Charlotte did not want to stop there, Charlotte achieved another first on April 23, 1872 when she was admitted to the bar in District of Columbia. Charlotte continued to break new ground later in life, she became the first woman to be granted permission to argue a case in front of the United States Supreme Court in the Capital. Where she plead the case of Gadley v. Gadley Filed on June 3, 1875.

Charlotte Started her own law office, specializing in commercial law. To attract clients, she advertised in a newspaper run by Frederick Douglass, a leader in the abolitionist movement. Yet despite her Howard connections, advertisements, and her legal knowledge and expertise on corporate law. People were unwilling to trust a black woman with their cases and because of the widespread prejudices of the time, Charlotte was unable to maintain a steady client flow and after just an few years of opening, Charlotte was force to close her door on her law business.

Charlotte became an advocate for women suffrage. She was a delegate to the 1876 conference of the National Woman’s Suffrage Association (NWSA).

In 1879, Charlotte moved back to New York, where she worked as a teacher in the Brooklyn public schools.
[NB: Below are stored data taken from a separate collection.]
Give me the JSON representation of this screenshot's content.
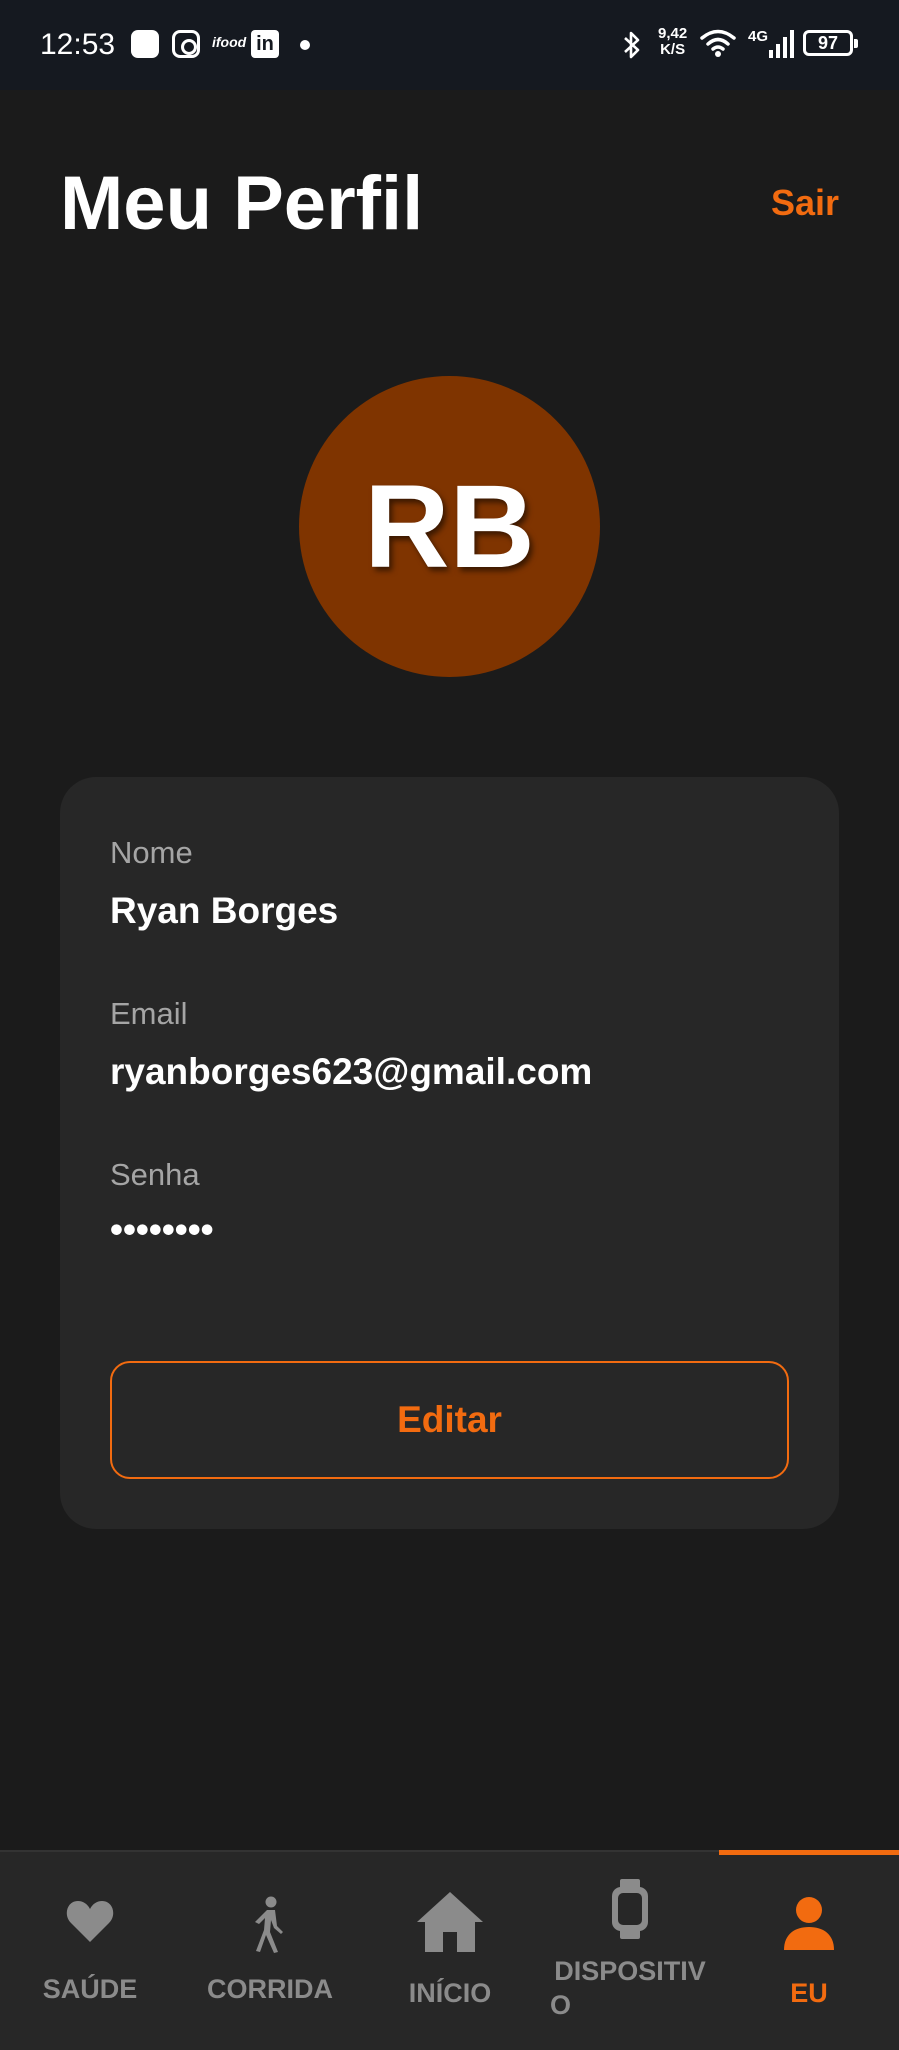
{
  "status_bar": {
    "time": "12:53",
    "net_speed_value": "9,42",
    "net_speed_unit": "K/S",
    "network_type": "4G",
    "battery": "97",
    "ifood": "ifood",
    "linkedin": "in"
  },
  "header": {
    "title": "Meu Perfil",
    "logout_label": "Sair"
  },
  "avatar": {
    "initials": "RB",
    "color": "#7f3400"
  },
  "profile_card": {
    "name_label": "Nome",
    "name_value": "Ryan Borges",
    "email_label": "Email",
    "email_value": "ryanborges623@gmail.com",
    "password_label": "Senha",
    "password_value": "••••••••",
    "edit_label": "Editar"
  },
  "bottom_nav": {
    "active": "eu",
    "items": [
      {
        "id": "saude",
        "label": "SAÚDE",
        "icon": "heart-icon"
      },
      {
        "id": "corrida",
        "label": "CORRIDA",
        "icon": "walking-icon"
      },
      {
        "id": "inicio",
        "label": "INÍCIO",
        "icon": "home-icon"
      },
      {
        "id": "dispositivo",
        "label_line1": "DISPOSITIV",
        "label_line2": "O",
        "icon": "watch-icon"
      },
      {
        "id": "eu",
        "label": "EU",
        "icon": "person-icon"
      }
    ]
  },
  "colors": {
    "accent": "#f26b10",
    "background": "#1b1b1b",
    "card": "#272727",
    "status_bar": "#151920"
  }
}
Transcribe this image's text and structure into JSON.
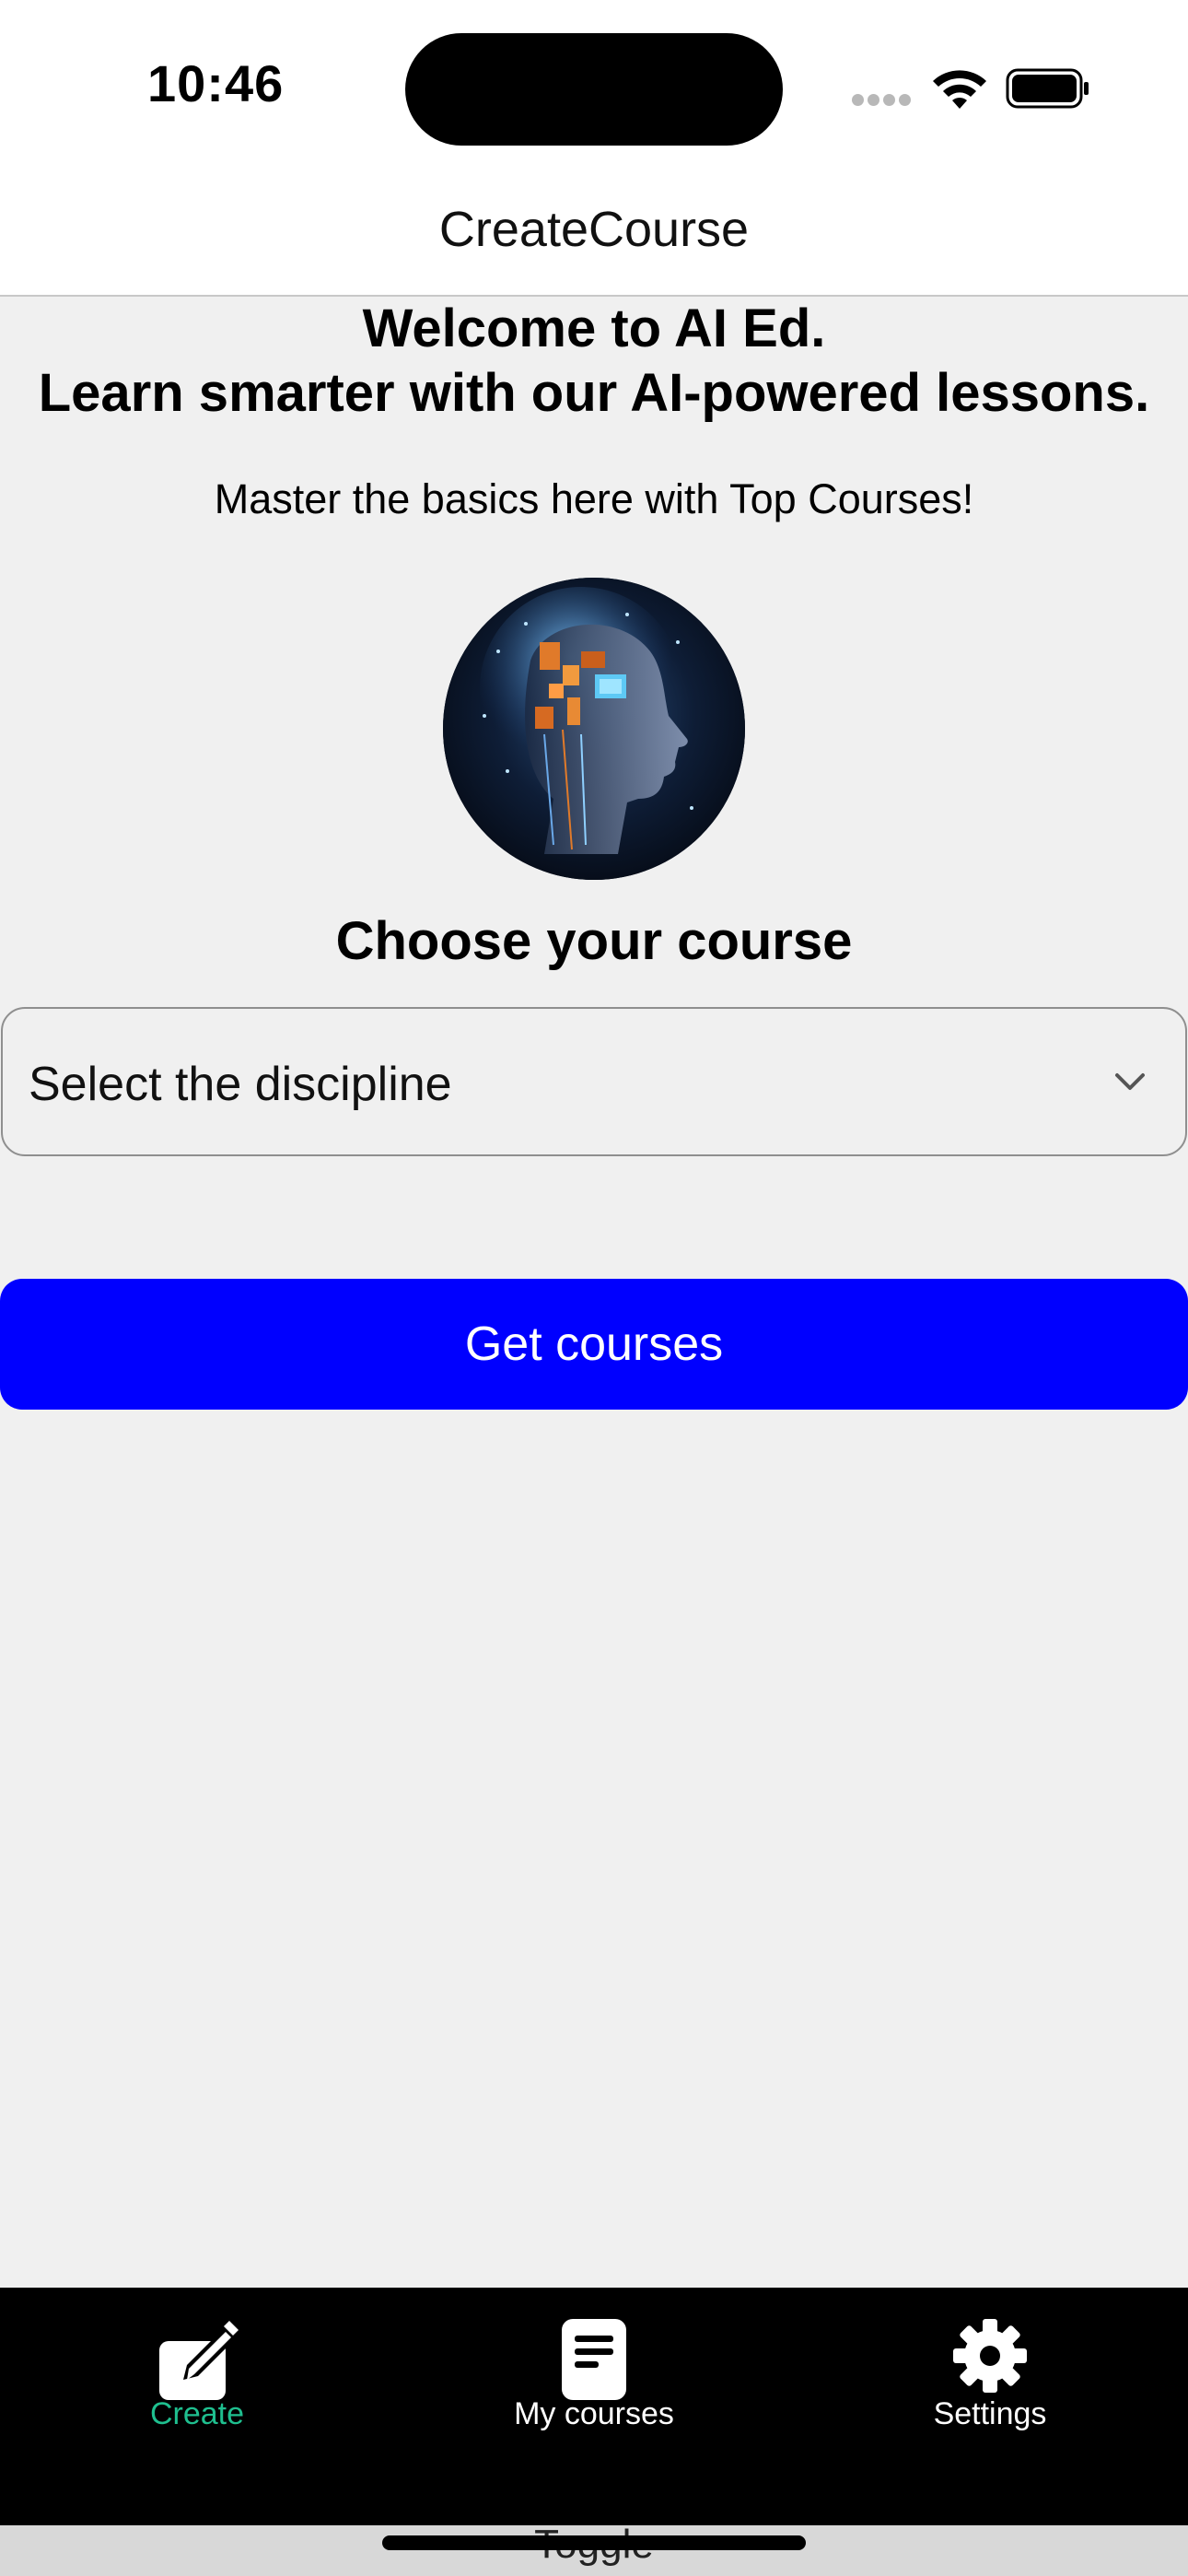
{
  "status_bar": {
    "time": "10:46"
  },
  "nav": {
    "title": "CreateCourse"
  },
  "main": {
    "welcome_line1": "Welcome to AI Ed.",
    "welcome_line2": "Learn smarter with our AI-powered lessons.",
    "subtitle": "Master the basics here with Top Courses!",
    "choose_heading": "Choose your course",
    "discipline_select": {
      "selected": "Select the discipline"
    },
    "get_courses_label": "Get courses"
  },
  "tab_bar": {
    "items": [
      {
        "label": "Create",
        "icon": "pencil-square-icon",
        "active": true
      },
      {
        "label": "My courses",
        "icon": "document-icon",
        "active": false
      },
      {
        "label": "Settings",
        "icon": "gear-icon",
        "active": false
      }
    ]
  },
  "bottom": {
    "toggle_label": "Toggle"
  },
  "colors": {
    "primary_button": "#0000ff",
    "active_tab": "#1fbf8f",
    "background": "#f0f0f0",
    "tab_bar": "#000000"
  }
}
Little is known about Charlotte’s personal life after she returned to New York. In 1886 at the age 36, Charlotte married a man named Fraim, but it’s not clear how long the marriage last. There was no children. In 1895 Charlotte joined the newly formed National Association of Colored Women (NACW). In 1897 Charlotte moved to a suburban community on Long Island, Woodside, New York, where she died of acute bronchitis on January 4, 1911 at the age 60.